Nos metimos en la última puerta. Subí un pie a la taza para tener más espacio. Ella se agacho y comenzó su labor. Los gritos desaforados de la nórdica se oían hasta el baño. Cerré los ojos. No imaginé a Citlali, ni a la actriz de la película, sino la boca delicada de mi muñequita de ojos amielados. Con mis dos manos sostenía la parte trasera de su cabeza empujándola fuertemente. La flaca cincuentona trataba inútilmente de oponerse. Hacia como si fuera a vomitar. Después de unos cinco minutos me empujó hacia atrás, no me dijo nada y cambió de posición. Se encorvó a la mitad con sus manos apoyadas en la caja del agua y sus piernas bien separadas. Me moví despacio, arrastrando los pies, con mi pantalón hasta los tobillos era difícil caminar. Sentí en las nalgas el frío metálico de la puerta. Se untó lubricante. La penetré. Volví a cerrar los ojos. Poco a poco mis movimientos se hacían rápidos y violentos.
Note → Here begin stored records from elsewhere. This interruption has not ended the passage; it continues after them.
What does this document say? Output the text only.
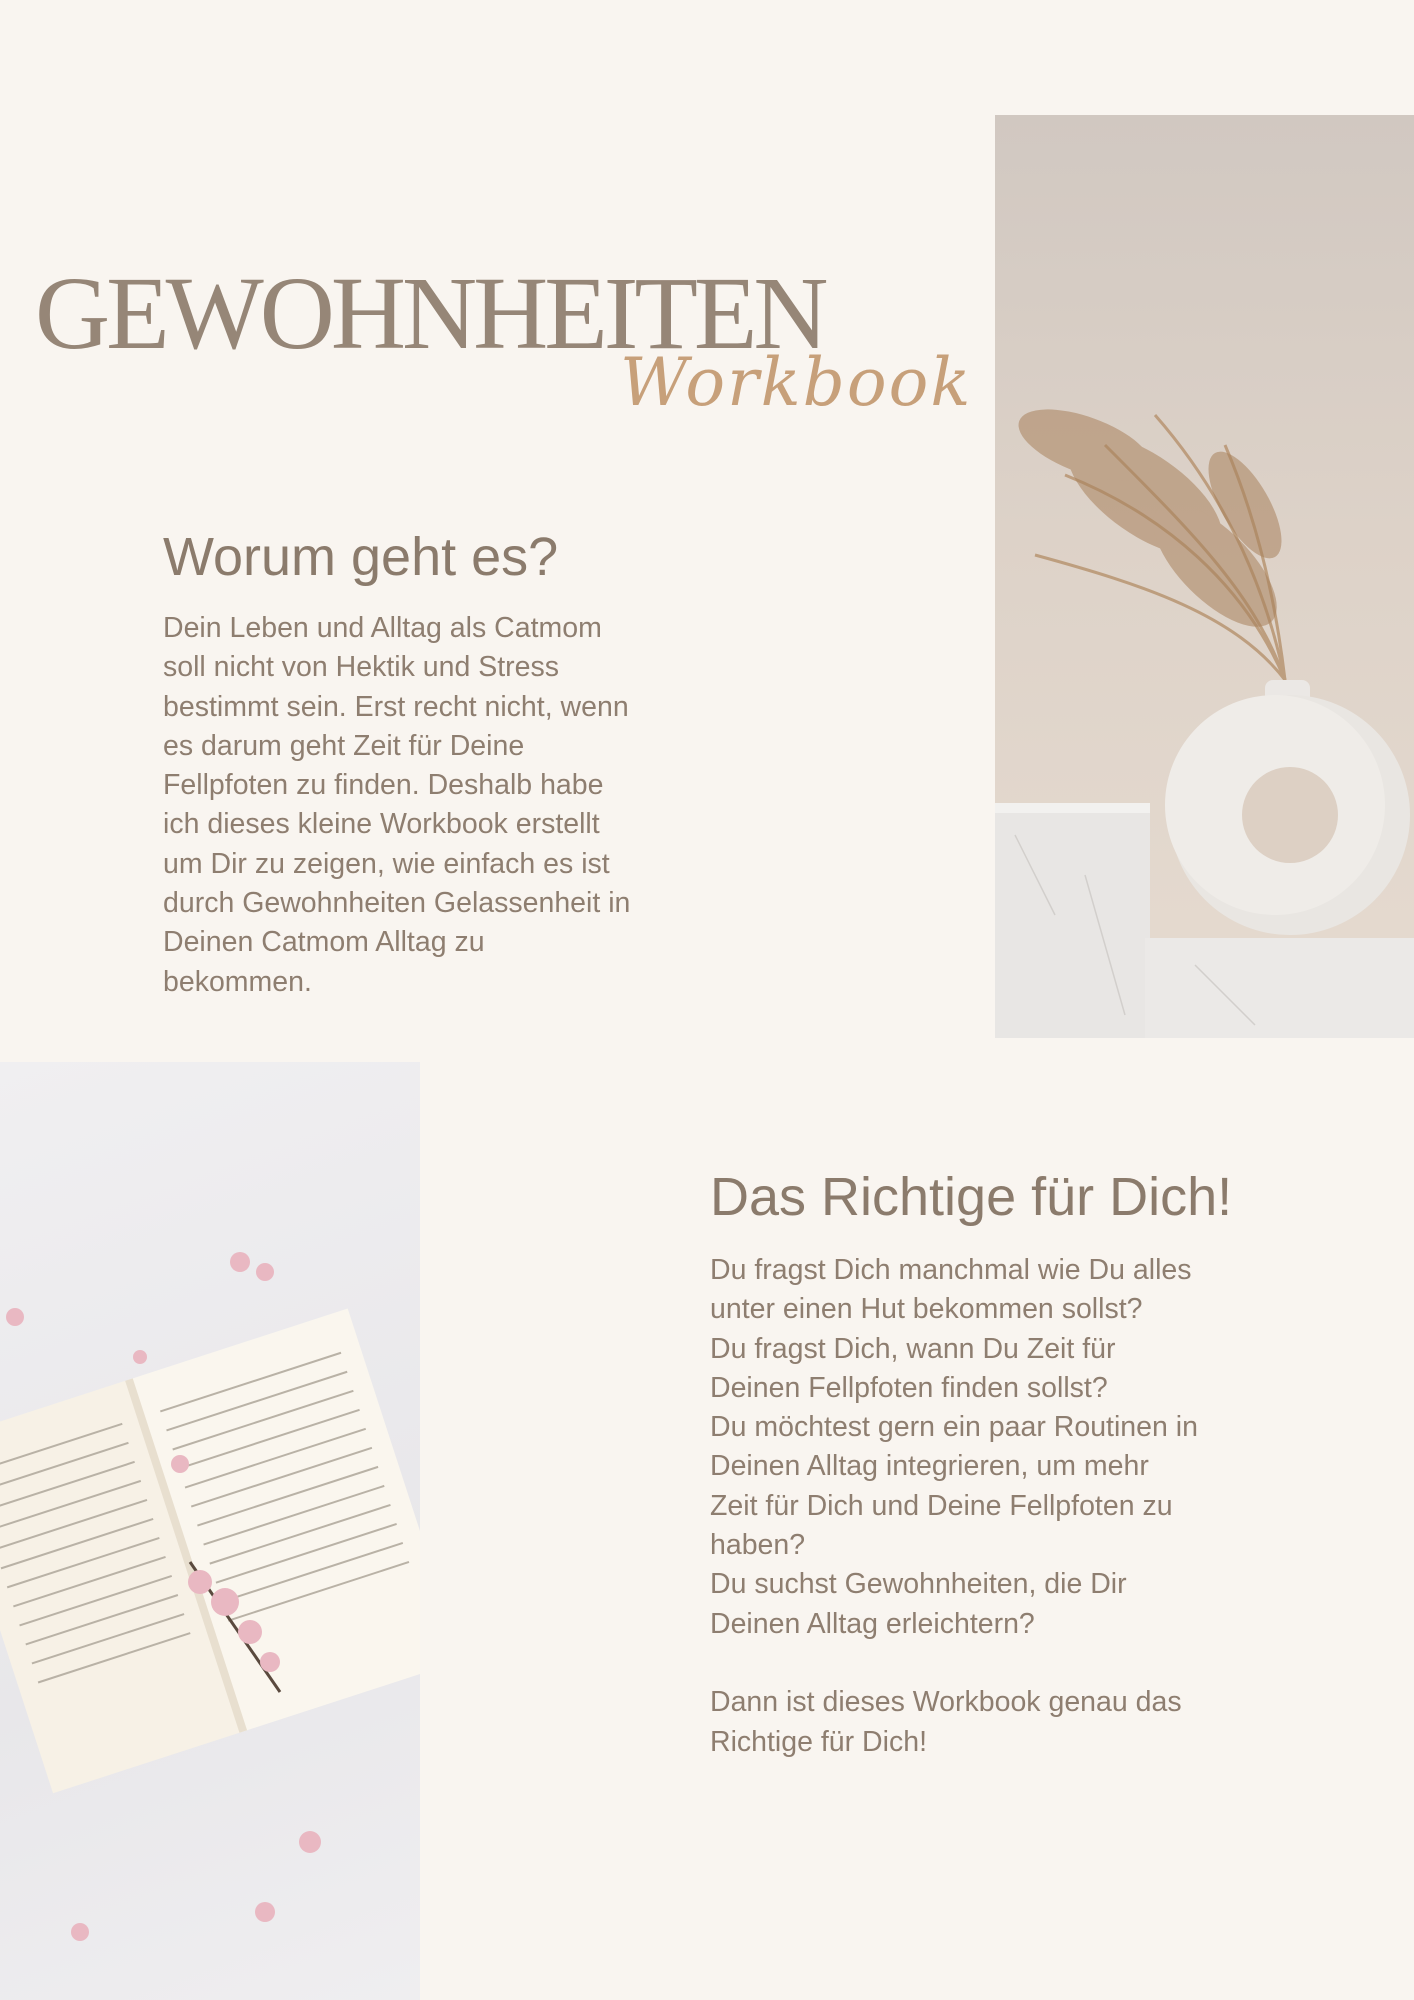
GEWOHNHEITEN
Workbook
Worum geht es?

Dein Leben und Alltag als Catmom
soll nicht von Hektik und Stress
bestimmt sein. Erst recht nicht, wenn
es darum geht Zeit für Deine
Fellpfoten zu finden. Deshalb habe
ich dieses kleine Workbook erstellt
um Dir zu zeigen, wie einfach es ist
durch Gewohnheiten Gelassenheit in
Deinen Catmom Alltag zu
bekommen.

Das Richtige für Dich!

Du fragst Dich manchmal wie Du alles
unter einen Hut bekommen sollst?
Du fragst Dich, wann Du Zeit für
Deinen Fellpfoten finden sollst?
Du möchtest gern ein paar Routinen in
Deinen Alltag integrieren, um mehr
Zeit für Dich und Deine Fellpfoten zu
haben?
Du suchst Gewohnheiten, die Dir
Deinen Alltag erleichtern?

Dann ist dieses Workbook genau das
Richtige für Dich!
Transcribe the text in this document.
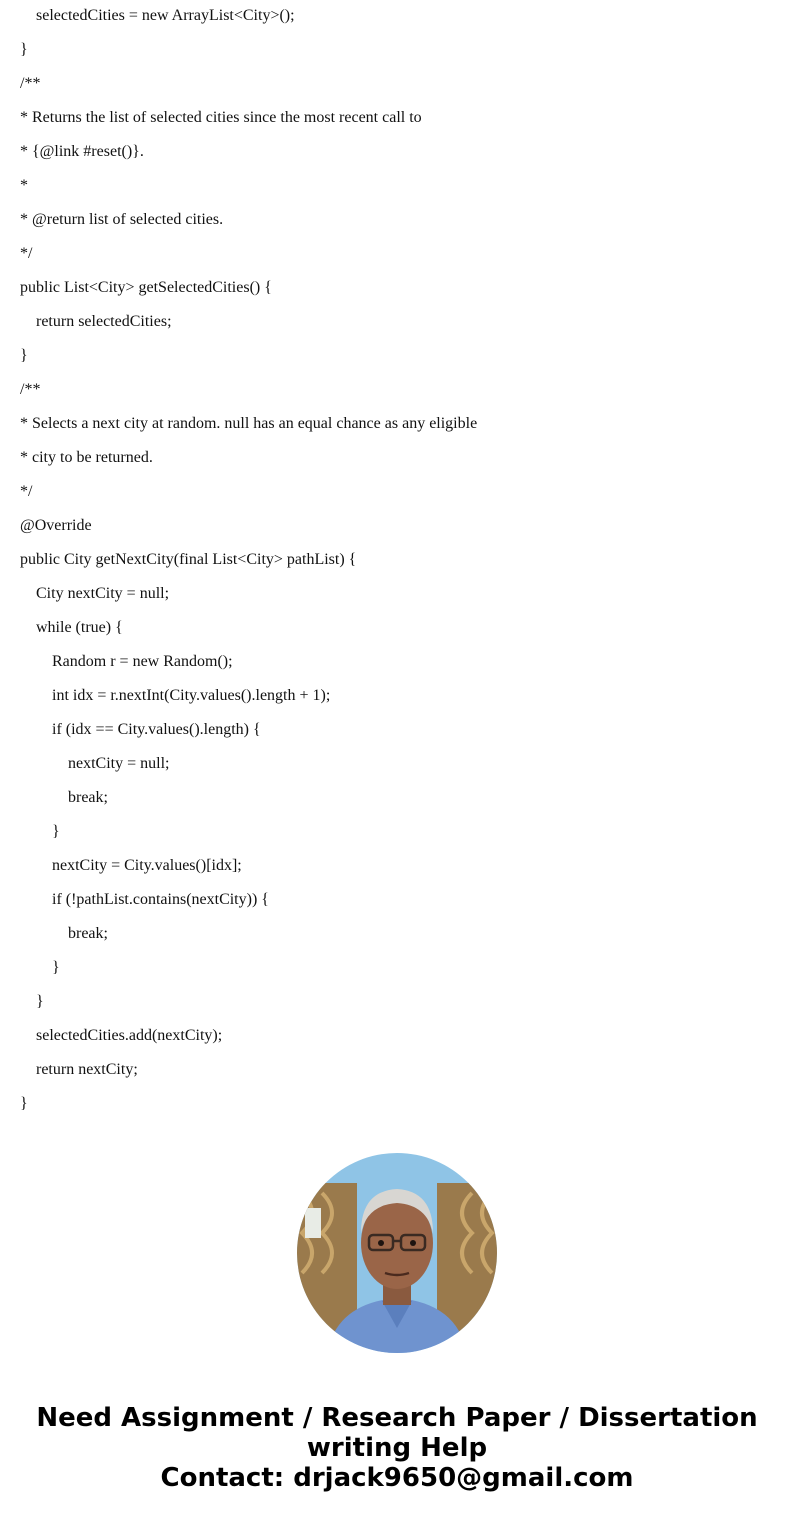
selectedCities = new ArrayList<City>();
}
/**
* Returns the list of selected cities since the most recent call to
* {@link #reset()}.
*
* @return list of selected cities.
*/
public List<City> getSelectedCities() {
return selectedCities;
}
/**
* Selects a next city at random. null has an equal chance as any eligible
* city to be returned.
*/
@Override
public City getNextCity(final List<City> pathList) {
City nextCity = null;
while (true) {
Random r = new Random();
int idx = r.nextInt(City.values().length + 1);
if (idx == City.values().length) {
nextCity = null;
break;
}
nextCity = City.values()[idx];
if (!pathList.contains(nextCity)) {
break;
}
}
selectedCities.add(nextCity);
return nextCity;
}
Need Assignment / Research Paper / Dissertation
writing Help
Contact: drjack9650@gmail.com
Unos tímidos gemidos salían de la flacucha. La actriz dejo de gritar, sólo se escuchaban diálogos en inglés.  Imaginaba el vestido de noche de mi muñeca. Estaba a punto de venirme. Sentí una mirada y entreabrí los ojos. El vigilante, parado en la taza de a lado, exigió que siguiera, mostrándome una afilada punta que sostenía con la mano que tenía desocupada. Como pude, jalé el pasador de la puerta y salí del baño a prisa. Fui tropezando torpemente con los putos recargados en la pared del cine. Varios me siguieron, con manotazos me fui abriendo camino. Unos pasos antes de llegar a la cortina negra de la entrada pude subirme el pantalón.

Pensé tomar un trago en La Dominica, pero dos cabrones me hostigaron hasta la entrada del cine. No se si me persiguieron. Corrí despavorido sin rumbo fijo.